21 March 20160 comments

Films and TV shows produced by major media companies in the US are ‘whitewashed’ and there is an ‘epidemic of invisibility’ when it comes to women, ethnic minorities and LGBTI people, a new study has found.

One of the most exhaustive surveys ever of diversity in Hollywood produced an ‘inclusivity index’ of ten major media companies ranging from Disney to Netflix.

New study confirms that Hollywood is failing on diversity when it comes to women, ethnic minorities, and LGBTI people

New study confirms that Hollywood is failing on diversity when it comes to women, ethnic minorities, and LGBTI people

The survey examined 109 films released by major studios in 2014 and 305 scripted, first-run TV and digital series across 31 networks and streaming services that aired from September 2014 to August 2015.
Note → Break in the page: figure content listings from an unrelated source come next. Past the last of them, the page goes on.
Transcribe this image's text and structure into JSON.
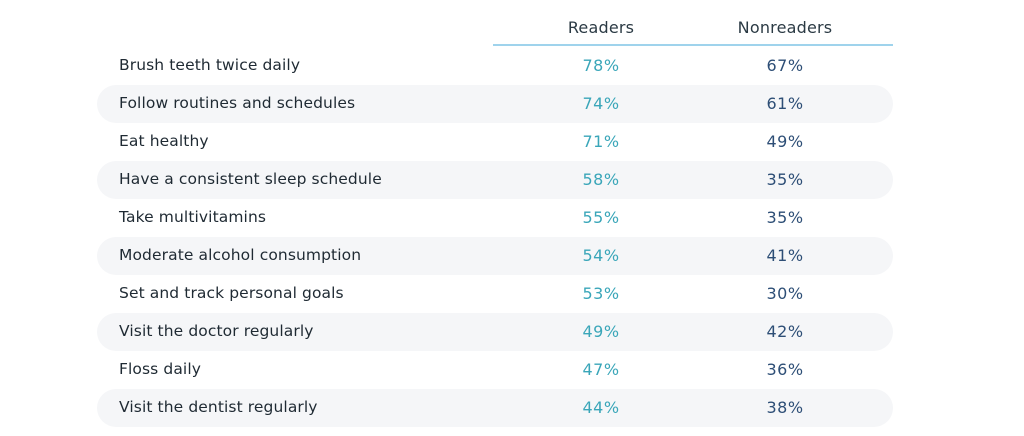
{
  "chart_data": {
    "type": "table",
    "columns": [
      "Readers",
      "Nonreaders"
    ],
    "categories": [
      "Brush teeth twice daily",
      "Follow routines and schedules",
      "Eat healthy",
      "Have a consistent sleep schedule",
      "Take multivitamins",
      "Moderate alcohol consumption",
      "Set and track personal goals",
      "Visit the doctor regularly",
      "Floss daily",
      "Visit the dentist regularly"
    ],
    "series": [
      {
        "name": "Readers",
        "values": [
          78,
          74,
          71,
          58,
          55,
          54,
          53,
          49,
          47,
          44
        ],
        "color": "#3aa6b9"
      },
      {
        "name": "Nonreaders",
        "values": [
          67,
          61,
          49,
          35,
          35,
          41,
          30,
          42,
          36,
          38
        ],
        "color": "#2d4e76"
      }
    ],
    "unit": "%"
  },
  "table": {
    "headers": {
      "readers": "Readers",
      "nonreaders": "Nonreaders"
    },
    "rows": [
      {
        "label": "Brush teeth twice daily",
        "readers": "78%",
        "nonreaders": "67%"
      },
      {
        "label": "Follow routines and schedules",
        "readers": "74%",
        "nonreaders": "61%"
      },
      {
        "label": "Eat healthy",
        "readers": "71%",
        "nonreaders": "49%"
      },
      {
        "label": "Have a consistent sleep schedule",
        "readers": "58%",
        "nonreaders": "35%"
      },
      {
        "label": "Take multivitamins",
        "readers": "55%",
        "nonreaders": "35%"
      },
      {
        "label": "Moderate alcohol consumption",
        "readers": "54%",
        "nonreaders": "41%"
      },
      {
        "label": "Set and track personal goals",
        "readers": "53%",
        "nonreaders": "30%"
      },
      {
        "label": "Visit the doctor regularly",
        "readers": "49%",
        "nonreaders": "42%"
      },
      {
        "label": "Floss daily",
        "readers": "47%",
        "nonreaders": "36%"
      },
      {
        "label": "Visit the dentist regularly",
        "readers": "44%",
        "nonreaders": "38%"
      }
    ]
  }
}
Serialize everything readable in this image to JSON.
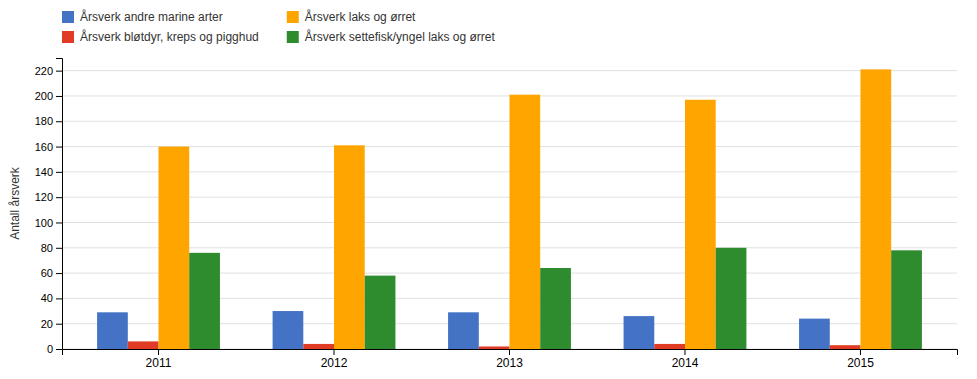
{
  "chart_data": {
    "type": "bar",
    "categories": [
      "2011",
      "2012",
      "2013",
      "2014",
      "2015"
    ],
    "series": [
      {
        "name": "Årsverk andre marine arter",
        "color": "#4472C4",
        "values": [
          29,
          30,
          29,
          26,
          24
        ]
      },
      {
        "name": "Årsverk bløtdyr, kreps og pigghud",
        "color": "#E03B24",
        "values": [
          6,
          4,
          2,
          4,
          3
        ]
      },
      {
        "name": "Årsverk laks og ørret",
        "color": "#FFA500",
        "values": [
          160,
          161,
          201,
          197,
          221
        ]
      },
      {
        "name": "Årsverk settefisk/yngel laks og ørret",
        "color": "#2E8B2E",
        "values": [
          76,
          58,
          64,
          80,
          78
        ]
      }
    ],
    "y_label": "Antall årsverk",
    "ylim": [
      0,
      230
    ],
    "yticks": [
      0,
      20,
      40,
      60,
      80,
      100,
      120,
      140,
      160,
      180,
      200,
      220
    ],
    "grid": true,
    "legend": "top"
  }
}
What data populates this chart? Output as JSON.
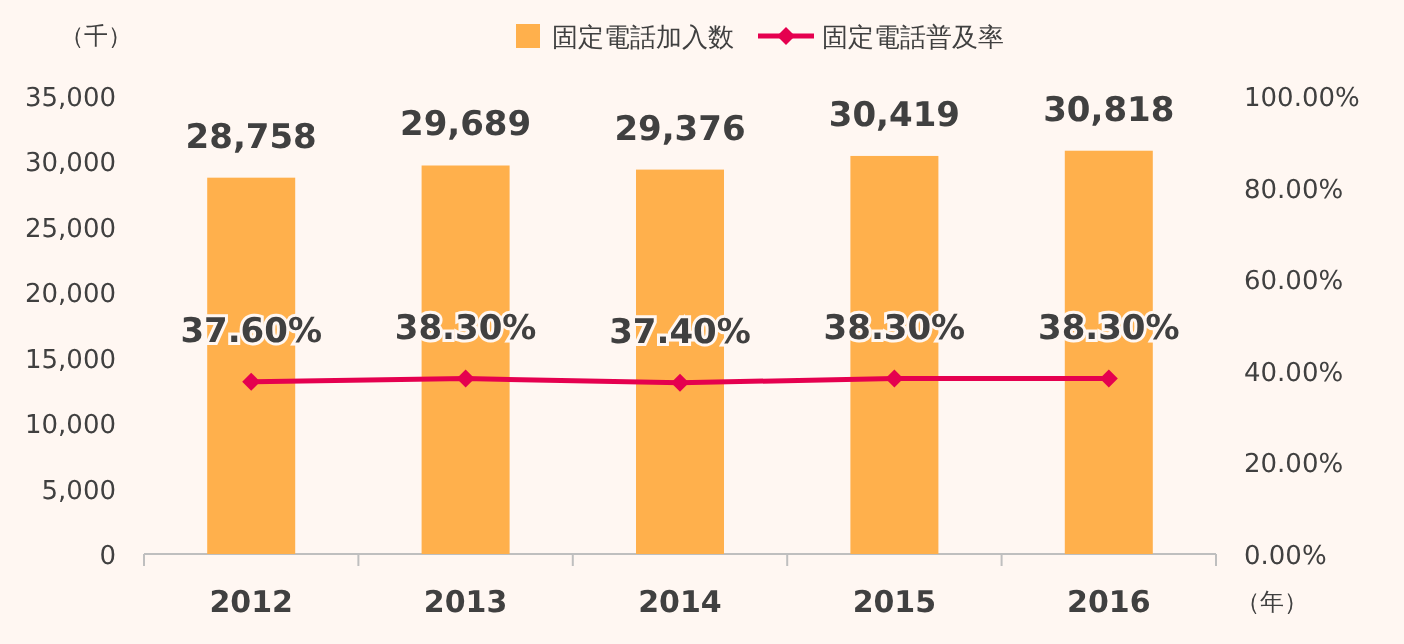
{
  "chart_data": {
    "type": "bar",
    "categories": [
      "2012",
      "2013",
      "2014",
      "2015",
      "2016"
    ],
    "ylabel": "（千）",
    "xlabel": "（年）",
    "legend": "top",
    "ylim": [
      0,
      35000
    ],
    "yticks": [
      0,
      {
        "value": 5000,
        "label": "5,000"
      },
      {
        "value": 10000,
        "label": "10,000"
      },
      {
        "value": 15000,
        "label": "15,000"
      },
      {
        "value": 20000,
        "label": "20,000"
      },
      {
        "value": 25000,
        "label": "25,000"
      },
      {
        "value": 30000,
        "label": "30,000"
      },
      {
        "value": 35000,
        "label": "35,000"
      }
    ],
    "y2lim": [
      0,
      100
    ],
    "y2ticks": [
      {
        "value": 0,
        "label": "0.00%"
      },
      {
        "value": 20,
        "label": "20.00%"
      },
      {
        "value": 40,
        "label": "40.00%"
      },
      {
        "value": 60,
        "label": "60.00%"
      },
      {
        "value": 80,
        "label": "80.00%"
      },
      {
        "value": 100,
        "label": "100.00%"
      }
    ],
    "series": [
      {
        "name": "固定電話加入数",
        "color": "#ffb04c",
        "values": [
          28758,
          29689,
          29376,
          30419,
          30818
        ],
        "value_labels": [
          "28,758",
          "29,689",
          "29,376",
          "30,419",
          "30,818"
        ]
      },
      {
        "name": "固定電話普及率",
        "type": "line",
        "axis": "y2",
        "color": "#e5004f",
        "marker": "diamond",
        "values": [
          37.6,
          38.3,
          37.4,
          38.3,
          38.3
        ],
        "value_labels": [
          "37.60%",
          "38.30%",
          "37.40%",
          "38.30%",
          "38.30%"
        ]
      }
    ]
  }
}
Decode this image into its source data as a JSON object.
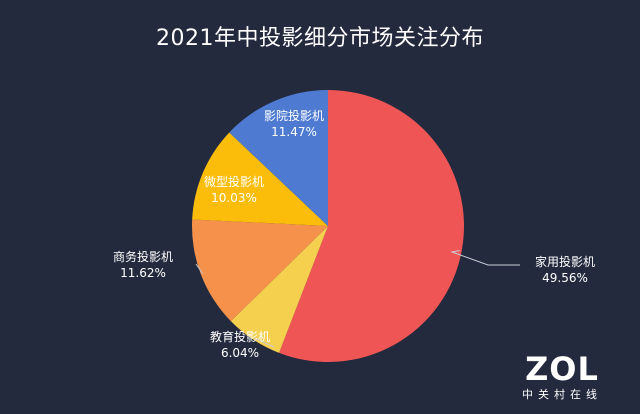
{
  "chart_data": {
    "type": "pie",
    "title": "2021年中投影细分市场关注分布",
    "slices": [
      {
        "name": "家用投影机",
        "value": 49.56,
        "value_label": "49.56%",
        "color": "#f05555"
      },
      {
        "name": "教育投影机",
        "value": 6.04,
        "value_label": "6.04%",
        "color": "#f5d04f"
      },
      {
        "name": "商务投影机",
        "value": 11.62,
        "value_label": "11.62%",
        "color": "#f5914a"
      },
      {
        "name": "微型投影机",
        "value": 10.03,
        "value_label": "10.03%",
        "color": "#fbbd0a"
      },
      {
        "name": "影院投影机",
        "value": 11.47,
        "value_label": "11.47%",
        "color": "#4e7bd1"
      }
    ]
  },
  "logo": {
    "main": "ZOL",
    "sub": "中关村在线"
  }
}
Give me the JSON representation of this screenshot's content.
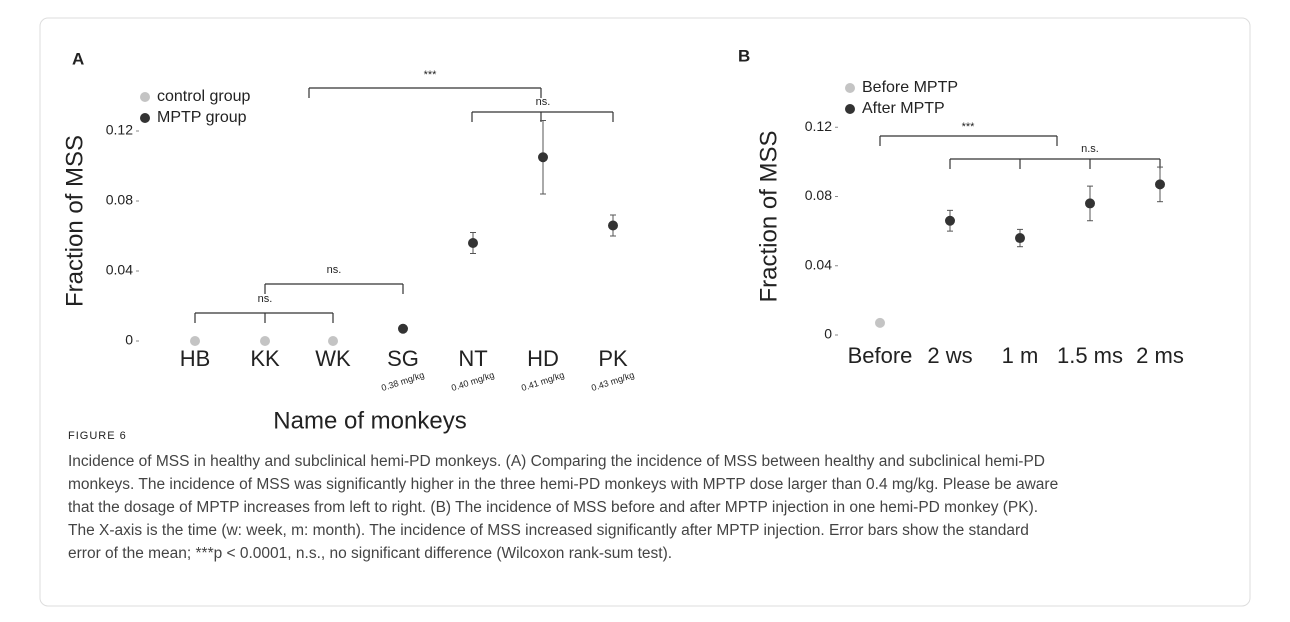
{
  "figure_label": "FIGURE 6",
  "caption": [
    "Incidence of MSS in healthy and subclinical hemi-PD monkeys. (A) Comparing the incidence of MSS between healthy and subclinical hemi-PD",
    "monkeys. The incidence of MSS was significantly higher in the three hemi-PD monkeys with MPTP dose larger than 0.4 mg/kg. Please be aware",
    "that the dosage of MPTP increases from left to right. (B) The incidence of MSS before and after MPTP injection in one hemi-PD monkey (PK).",
    "The X-axis is the time (w: week, m: month). The incidence of MSS increased significantly after MPTP injection. Error bars show the standard",
    "error of the mean; ***p < 0.0001, n.s., no significant difference (Wilcoxon rank-sum test)."
  ],
  "chart_data": [
    {
      "type": "scatter",
      "panel": "A",
      "y_label": "Fraction of MSS",
      "x_label": "Name of monkeys",
      "categories": [
        "HB",
        "KK",
        "WK",
        "SG",
        "NT",
        "HD",
        "PK"
      ],
      "dose_labels": [
        null,
        null,
        null,
        "0.38 mg/kg",
        "0.40 mg/kg",
        "0.41 mg/kg",
        "0.43 mg/kg"
      ],
      "series": [
        {
          "name": "control group",
          "color": "#c4c4c4",
          "values": [
            0,
            0,
            0,
            null,
            null,
            null,
            null
          ],
          "errors": [
            null,
            null,
            null,
            null,
            null,
            null,
            null
          ]
        },
        {
          "name": "MPTP group",
          "color": "#333333",
          "values": [
            null,
            null,
            null,
            0.007,
            0.056,
            0.105,
            0.066
          ],
          "errors": [
            null,
            null,
            null,
            0.001,
            0.006,
            0.021,
            0.006
          ]
        }
      ],
      "annotations": [
        "***",
        "ns.",
        "ns.",
        "ns."
      ],
      "ylim": [
        0,
        0.16
      ],
      "yticks": [
        0,
        0.04,
        0.08,
        0.12
      ],
      "legend": "upper left"
    },
    {
      "type": "scatter",
      "panel": "B",
      "y_label": "Fraction of MSS",
      "categories": [
        "Before",
        "2 ws",
        "1 m",
        "1.5 ms",
        "2 ms"
      ],
      "series": [
        {
          "name": "Before MPTP",
          "color": "#c4c4c4",
          "values": [
            0.007,
            null,
            null,
            null,
            null
          ],
          "errors": [
            0.001,
            null,
            null,
            null,
            null
          ]
        },
        {
          "name": "After MPTP",
          "color": "#333333",
          "values": [
            null,
            0.066,
            0.056,
            0.076,
            0.087
          ],
          "errors": [
            null,
            0.006,
            0.005,
            0.01,
            0.01
          ]
        }
      ],
      "annotations": [
        "***",
        "n.s."
      ],
      "ylim": [
        0,
        0.16
      ],
      "yticks": [
        0,
        0.04,
        0.08,
        0.12
      ],
      "legend": "upper left"
    }
  ]
}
More than 11,000 speaking characters were analysed for gender, racial and ethnic representation and LGBT status. Some 10,000 directors, writers and show creators were examined, as was the gender of more than 1,500 executives.

The result was an epic fail in terms of diversity and inclusiveness for all of the media companies.

In the 414 studied films and series, only a third of speaking characters were female, and only 28.3 percent were from minority groups – about 10 percent less than the makeup of the US population.

Characters 40-years or older were dominated by males across film and TV – 74.3 percent male to 25.7 percent female.

Just two percent of speaking characters were LGBT-identified. Among the 11,306 speaking characters studied, only seven were transgendered – four of them from the same series.

Just 15.2 percent of directors, 28.9 percent of writers and 22.6 percent of series creators were female.

In film, the gender gap is greatest with just 3.4 percent of the films studied were directed by women, and only two directors out of the 109 were black women – Ava DuVernay, who directed  ‘Selma’ and Amma Asante director of ‘Belle’.

The study came in the wake of the 2016 Oscars ceremony – the second straight year of all-white acting nominees – which has enflamed criticism of the Academy of Motion Picture Arts and Sciences.

The survey was produced by the Media, Diversity and Social Change Initiative at the University of Southern California’s (USC) Annenberg School for Communication and Journalism.

USC professor Stacy Smith said the survey painted a picture of exclusion.

“When we start to step back to see this larger ecology, I think we see a picture of exclusion. And it doesn’t match the norms of the population of the United States,” Prof Smith said.

“When we turn to see where the problem is better or worse, the apex to this whole endeavor is: Everyone in film is failing, all of the companies investigated. They’re impervious to change,” he said.

But he said there were pockets of promise in television.

“There is a focus that change is possible. The very companies that are inclusive – Disney, CW, Hulu, Amazon to some degree – those companies, if they’re producing and distributing motion pictures, can do this. We now have evidence that they can, and they can thrive,” Prof Smith said.